During a power outage, consider the advice by the Academy of Nutrition and Dietetics and ConAgra Foods, Inc., which can be found at HomeFoodSafety.org:
Before the Power Goes Out:
- Make sure that your refrigerator is set at 40 degrees F or below. Above this temperature, pathogens, which cause foodborne illness, grow more rapidly.
- Make sure that your milk and eggs are stored in the back of your refrigerator, rather than on the door, to keep them colder longer. The temperature of the refrigerator door is typically higher due to its constant opening and closing.
Should the Power Goes Out:
- Avoiding opening the refrigerator and freezer unnecessarily. The longer the doors are closed, the longer the food will remain at a cold temperature.
- If your power is restored within four hours, the items in the refrigerator should be safe to eat.
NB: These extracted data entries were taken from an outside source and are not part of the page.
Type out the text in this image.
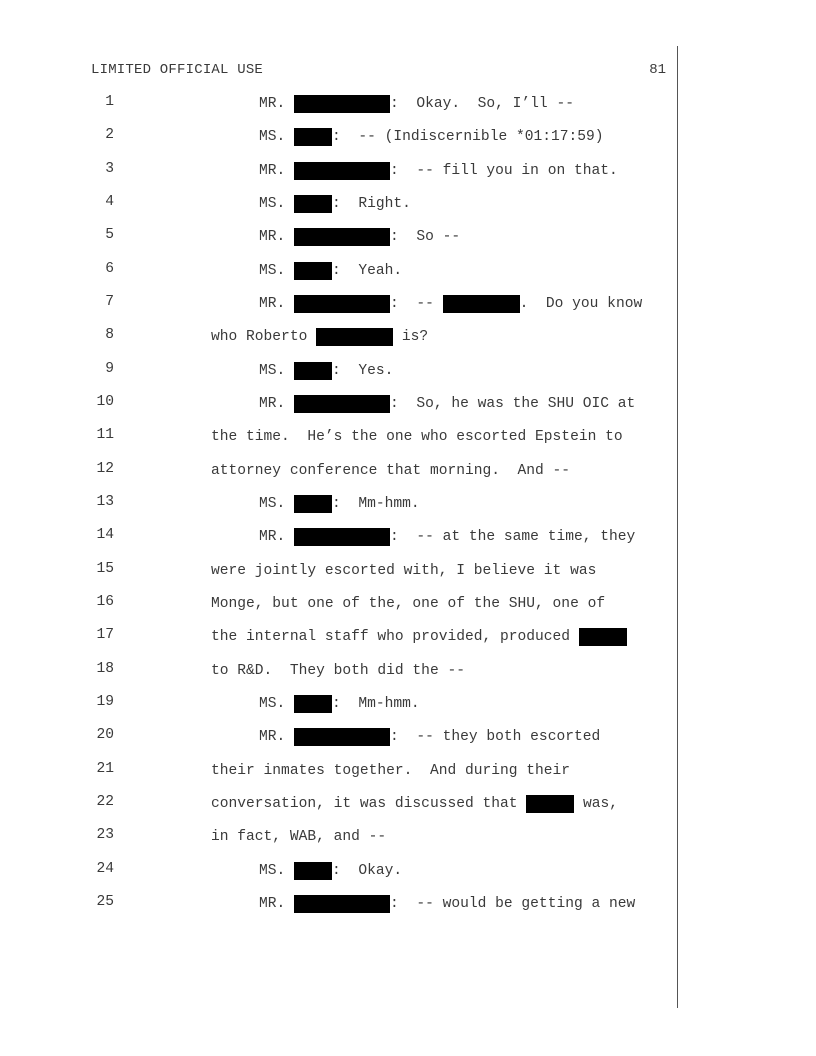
LIMITED OFFICIAL USE	81

1

	MR.
	: Okay.  So, I’ll --

2

	MS.
	: -- (Indiscernible *01:17:59)

3

	MR.
	: -- fill you in on that.

4

	MS.
	: Right.

5

	MR.
	: So --

6

	MS.
	: Yeah.

7

	MR.
	: --	.  Do you know

8

	who Roberto	is?

9

	MS.
	: Yes.

10

	MR.
	: So, he was the SHU OIC at

11

	the time.  He’s the one who escorted Epstein to

12

	attorney conference that morning.  And --

13

	MS.
	: Mm-hmm.

14

	MR.
	: -- at the same time, they

15

	were jointly escorted with, I believe it was

16

	Monge, but one of the, one of the SHU, one of

17

	the internal staff who provided, produced

18

	to R&D.  They both did the --

19

	MS.
	: Mm-hmm.

20

	MR.
	: -- they both escorted

21

	their inmates together.  And during their

22

	conversation, it was discussed that	was,

23

	in fact, WAB, and --

24

	MS.
	: Okay.

25

	MR.
	: -- would be getting a new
- A freezer that is stuffed full will stay at freezing temperatures for two days if the door remains closed. A half-full freezer will stay at freezing temperatures for one day if the door remains closed.
Once the Power is Restored:
- When your power is restored, check the temperature inside of your refrigerator and freezer. If it has risen to 45 degrees Fahrenheit or higher, the folks at HomeFoodSafety recommend that you discard any perishables such as meat, poultry, fish, dairy, egg products, soft cheese, cooked beans, cooked grains, cooked potatoes, potato salad, custard, and pudding that could potentially be spoiled.
- Wait until the temperature of the refrigerator drops to 40 degrees F or below before you restock it.
Lastly, when in doubt, throw it out.
HomeFoodSafety.org is a public awareness campaign by the Academy of Nutrition and Dietetics and Congra Foods, Inc., dedicated to providing home food safety statistics, information about foodborne illness (also known as food poisoning), and safe food handling information and tips.